I am trying to prove that in every abelian category and for every simple object $A$, for distinct natural numbers $m\neq n$ we have $A^m \ncong A^n$. I am not completely sure whether this is true for all abelian categories; or whether this might even hold for more general objects $A$ (for instance, if it holds for simple $A$, it should also hold for non-zero, semisimple $A$ composed of finitely many direct summands). But let's just assume that $A$ is simple, if this helps. And if assumptions have to be introduced on the category, feel free to do so.
The best instrument available seems to be the fact that $A^n \hookrightarrow A^m$ is a proper subobject for $n <m$ (in many different ways). It therefore suffices to show that $A^n$ cannot be a proper subobject of itself. If it is, we have a short exact sequence $$ 0 \to A^n \overset{f}{\to} A^n \to B \to 0$$ for some $B \cong A^n / f(A^n) \neq 0$. This might not bring us much further... But maybe there is a way to use that $A$ is simple, somewhere?
If we had, for instance, a faithful, exact functor to the category of finite dimensional vector spaces, we could apply it to the exact sequence to get a contradiction (exact implies that the sequence stays exact; faithful implies that $B$ is not sent to $0$).

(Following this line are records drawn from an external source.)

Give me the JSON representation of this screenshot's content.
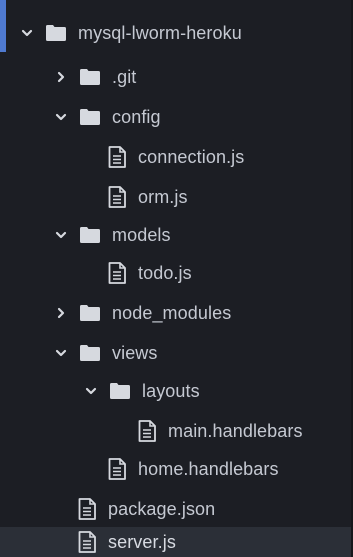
{
  "root": {
    "name": "mysql-lworm-heroku",
    "state": "expanded",
    "icon": "folder-icon"
  },
  "items": [
    {
      "name": ".git",
      "type": "folder",
      "state": "collapsed"
    },
    {
      "name": "config",
      "type": "folder",
      "state": "expanded"
    },
    {
      "name": "connection.js",
      "type": "file"
    },
    {
      "name": "orm.js",
      "type": "file"
    },
    {
      "name": "models",
      "type": "folder",
      "state": "expanded"
    },
    {
      "name": "todo.js",
      "type": "file"
    },
    {
      "name": "node_modules",
      "type": "folder",
      "state": "collapsed"
    },
    {
      "name": "views",
      "type": "folder",
      "state": "expanded"
    },
    {
      "name": "layouts",
      "type": "folder",
      "state": "expanded"
    },
    {
      "name": "main.handlebars",
      "type": "file"
    },
    {
      "name": "home.handlebars",
      "type": "file"
    },
    {
      "name": "package.json",
      "type": "file"
    },
    {
      "name": "server.js",
      "type": "file",
      "selected": true
    }
  ],
  "colors": {
    "background": "#1c1e24",
    "text": "#c5c9d2",
    "icon": "#d6d9df",
    "selected_row": "#2b2f37",
    "root_accent": "#4f7ad0"
  }
}
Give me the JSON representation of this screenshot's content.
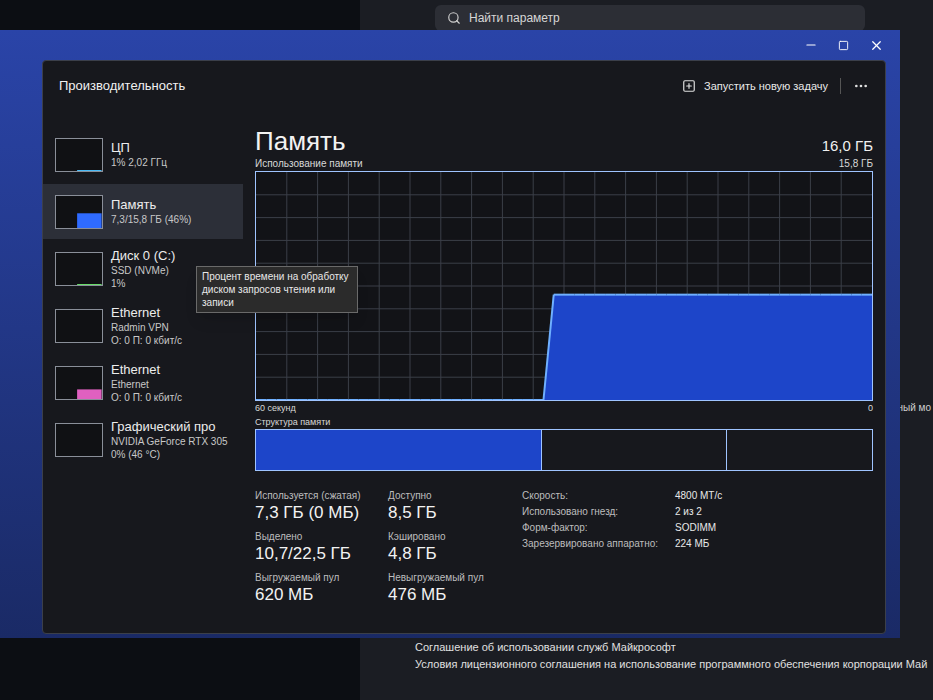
{
  "background_window": {
    "search": {
      "placeholder": "Найти параметр"
    },
    "side_text": "ный мо",
    "links": [
      "Соглашение об использовании служб Майкрософт",
      "Условия лицензионного соглашения на использование программного обеспечения корпорации Май"
    ]
  },
  "window": {
    "title": "Производительность",
    "actions": [
      {
        "label": "Запустить новую задачу"
      }
    ]
  },
  "sidebar": {
    "items": [
      {
        "title": "ЦП",
        "lines": [
          "1% 2,02 ГГц"
        ],
        "selected": false,
        "level": 0.03,
        "color": "#4cc2ff"
      },
      {
        "title": "Память",
        "lines": [
          "7,3/15,8 ГБ (46%)"
        ],
        "selected": true,
        "level": 0.46,
        "color": "#2f6bff"
      },
      {
        "title": "Диск 0 (C:)",
        "lines": [
          "SSD (NVMe)",
          "1%"
        ],
        "selected": false,
        "level": 0.03,
        "color": "#6ee56e"
      },
      {
        "title": "Ethernet",
        "lines": [
          "Radmin VPN",
          "О: 0 П: 0 кбит/с"
        ],
        "selected": false,
        "level": 0.0,
        "color": "#c86bd6"
      },
      {
        "title": "Ethernet",
        "lines": [
          "Ethernet",
          "О: 0 П: 0 кбит/с"
        ],
        "selected": false,
        "level": 0.3,
        "color": "#e060c0"
      },
      {
        "title": "Графический про",
        "lines": [
          "NVIDIA GeForce RTX 305",
          "0% (46 °C)"
        ],
        "selected": false,
        "level": 0.0,
        "color": "#4cc2ff"
      }
    ]
  },
  "tooltip": {
    "text": "Процент времени на обработку диском запросов чтения или записи"
  },
  "main": {
    "title": "Память",
    "total": "16,0 ГБ"
  },
  "chart": {
    "title": "Использование памяти",
    "max_label": "15,8 ГБ",
    "max_value": 15.8,
    "x_start": "60 секунд",
    "x_end": "0",
    "series": [
      {
        "name": "Используется",
        "values": [
          0,
          0,
          0,
          0,
          0,
          0,
          0,
          0,
          0,
          0,
          0,
          0,
          0,
          0,
          0,
          0,
          0,
          0,
          0,
          0,
          0,
          0,
          0,
          0,
          0,
          0,
          0,
          0,
          0,
          7.3,
          7.3,
          7.3,
          7.3,
          7.3,
          7.3,
          7.3,
          7.3,
          7.3,
          7.3,
          7.3,
          7.3,
          7.3,
          7.3,
          7.3,
          7.3,
          7.3,
          7.3,
          7.3,
          7.3,
          7.3,
          7.3,
          7.3,
          7.3,
          7.3,
          7.3,
          7.3,
          7.3,
          7.3,
          7.3,
          7.3,
          7.3
        ]
      }
    ]
  },
  "structure": {
    "title": "Структура памяти",
    "segments": [
      {
        "level": 0.465,
        "filled": true
      },
      {
        "level": 0.3,
        "filled": false
      },
      {
        "level": 0.235,
        "filled": false
      }
    ]
  },
  "stats": [
    {
      "label": "Используется (сжатая)",
      "value": "7,3 ГБ (0 МБ)"
    },
    {
      "label": "Доступно",
      "value": "8,5 ГБ"
    },
    {
      "label": "Выделено",
      "value": "10,7/22,5 ГБ"
    },
    {
      "label": "Кэшировано",
      "value": "4,8 ГБ"
    },
    {
      "label": "Выгружаемый пул",
      "value": "620 МБ"
    },
    {
      "label": "Невыгружаемый пул",
      "value": "476 МБ"
    }
  ],
  "details": [
    {
      "label": "Скорость:",
      "value": "4800 МТ/с"
    },
    {
      "label": "Использовано гнезд:",
      "value": "2 из 2"
    },
    {
      "label": "Форм-фактор:",
      "value": "SODIMM"
    },
    {
      "label": "Зарезервировано аппаратно:",
      "value": "224 МБ"
    }
  ]
}
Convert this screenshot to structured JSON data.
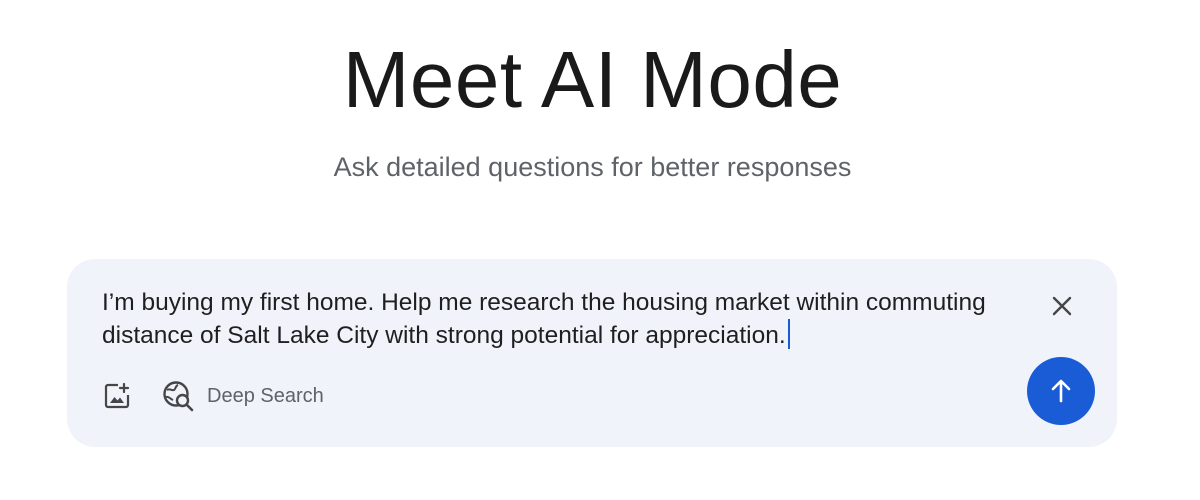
{
  "header": {
    "title": "Meet AI Mode",
    "subtitle": "Ask detailed questions for better responses"
  },
  "search": {
    "query": "I’m buying my first home. Help me research the housing market within commuting distance of Salt Lake City with strong potential for appreciation.",
    "deep_search_label": "Deep Search"
  },
  "icons": {
    "clear": "close-icon",
    "image": "add-image-icon",
    "deep_search": "deep-search-globe-icon",
    "submit": "arrow-up-icon"
  },
  "colors": {
    "accent": "#1a5bd6",
    "search_box_bg": "#f0f3fa",
    "title": "#1a1a1a",
    "subtitle": "#5f6368"
  }
}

But I don't expect every abelian category to have such a functor.
Remark: maybe one could just use that $\mathrm{End}(A)$ is a division ring, $\mathrm{Hom}(A^n,A^m) \cong \mathrm{End}(A)^{m \times n}$, and non-square matrices cannot be invertible, hence $A^m \ncong A^n$. But this really sounds a bit sloppy, and I am convinced that there must be a more elegant argument.
Suppose $i:A^n\to A^n$ were monic but not epic. Then $i,i^2,i^3,\dots$ would be an infinite strictly descending sequence of subobjects of $A^n$. But $A$ is simple, and in particular Artinian, so $A^n$ is also Artinian, so this is impossible. (More generally, this argument shows an Artinian object cannot be a proper subobject of itself, and a Noetherian object cannot be a proper quotient of itself.)
Separately, let me remark that a much more general statement is true: the Jordan-Hölder theorem is true in any abelian category. That is, if an object has a composition series (a finite sequence of subobjects where the successive quotients are all simple), then any two composition series have the same length and the same simple quotients up to a permutation. The proof is essentially the same as for modules.